İslam dünyasının içine giren Yeni Eflatuncu felsefedir. Bu felsefe bireyin kurtuluşunu temel alır, maddeyi kötü sayar; maddeden nefsini ayıran insan iç dünyasına yönelir ve Tanrı’ya doğru hakikat yolculuğuna çıkar düşüncesini savunur, bu mistisizmdir. Plotinus kurucusu sayılır ve o der ki: Nesneler dünyası -Tanrı’dan taşmayla- sudur süreciyle oluşur, Tanrı’dan “Bir” taşar, Bir’den Nous/Akıl taşar, sonra ruh ve sonra da madde taşar: Bir yetkinliktir, madde aşağılıktır. Nesneler dünyası madenler, bitkiler ve hayvanlar/insanlar olarak ayrılır, tek kurtuluş insandadır, akılla Tanrı arasında bağ vardır, akılla bu kurtuluş sağlanır. Kişi bedensel isteklerle bu aşağılık dünyaya bağlıdır: Kişi, isteklerini/maddiyatlığı dindirirse akılsal varlığa dönüşür ve tanrısal âleme yolculuk eder.· Yeni Eflatuncu felsefe; Sokrat, Platon ve Aristo öğretilerinin yeniden yorumlanmasıdır.

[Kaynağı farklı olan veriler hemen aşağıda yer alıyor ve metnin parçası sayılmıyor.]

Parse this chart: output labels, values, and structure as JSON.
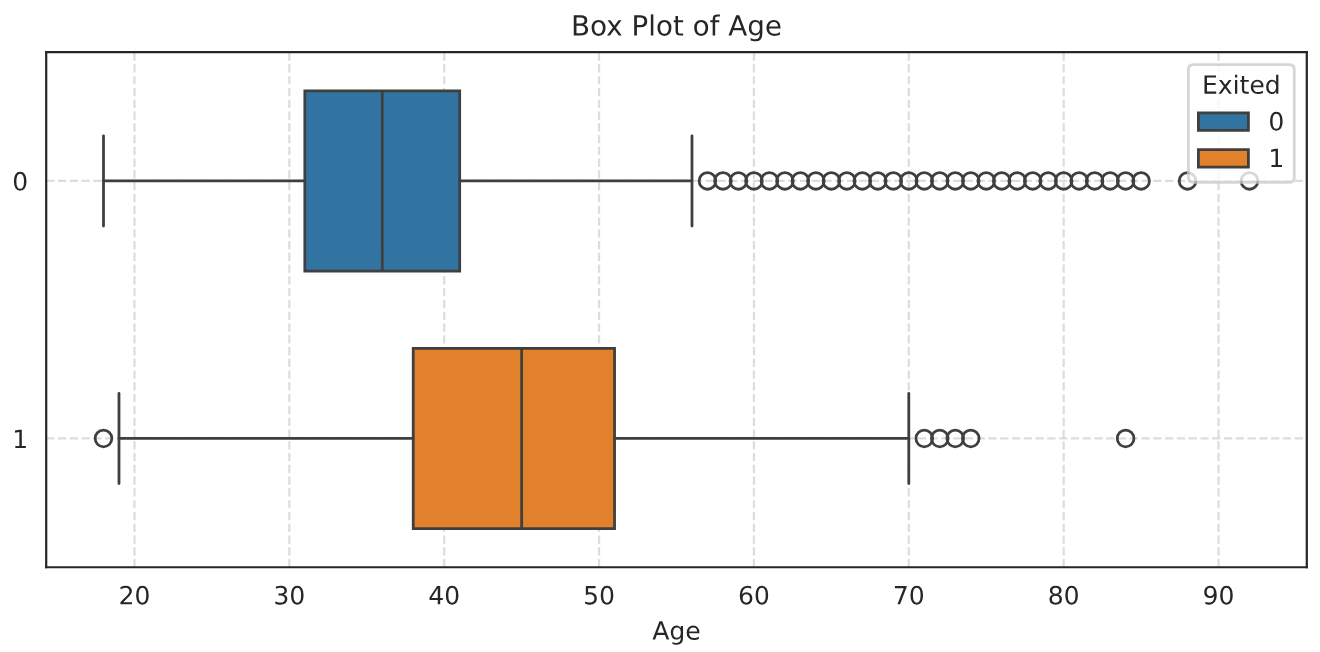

İslam’a giren felsefenin mistisizm olmasının yanında “erekselci” yanının da olmasıdır. Bunda Aristo erekselciliğinin rolü vardır: “dört neden öğretisi”. Maddi neden, bir nesnenin yapıldığı şeydir/maddedir. Formel/biçimsel/sûrî neden, şey nesne olursa onun tabiatıdır, ateşin yakıcı olması gibi, insanın ise nefsidir, formel/şekli neden, bir şeyin hem biçimini hem de gayesini ortaya koyar. Erek neden, fail nedenin içerisindedir. Fail/yapıcı neden, herhangi bir şeyin belirli amaca göre tasarlanmasıdır, o amaç da o şeyin suretini meydana getirir. Aristo’ya göre bütün nedenler maddi ve fail nedene indirgenebilir çünkü fail neden, bir şeyin suretini belirler, suret de onun amacını belirler. Örneğin bir usta bir sandalye yapmak için madde kullanır, maddeye biçim verir, verilen biçim sandalyenin üzerine oturulma amacını belirler. İslam dünyasında bu fail ve erek neden büyük rol oynamıştır.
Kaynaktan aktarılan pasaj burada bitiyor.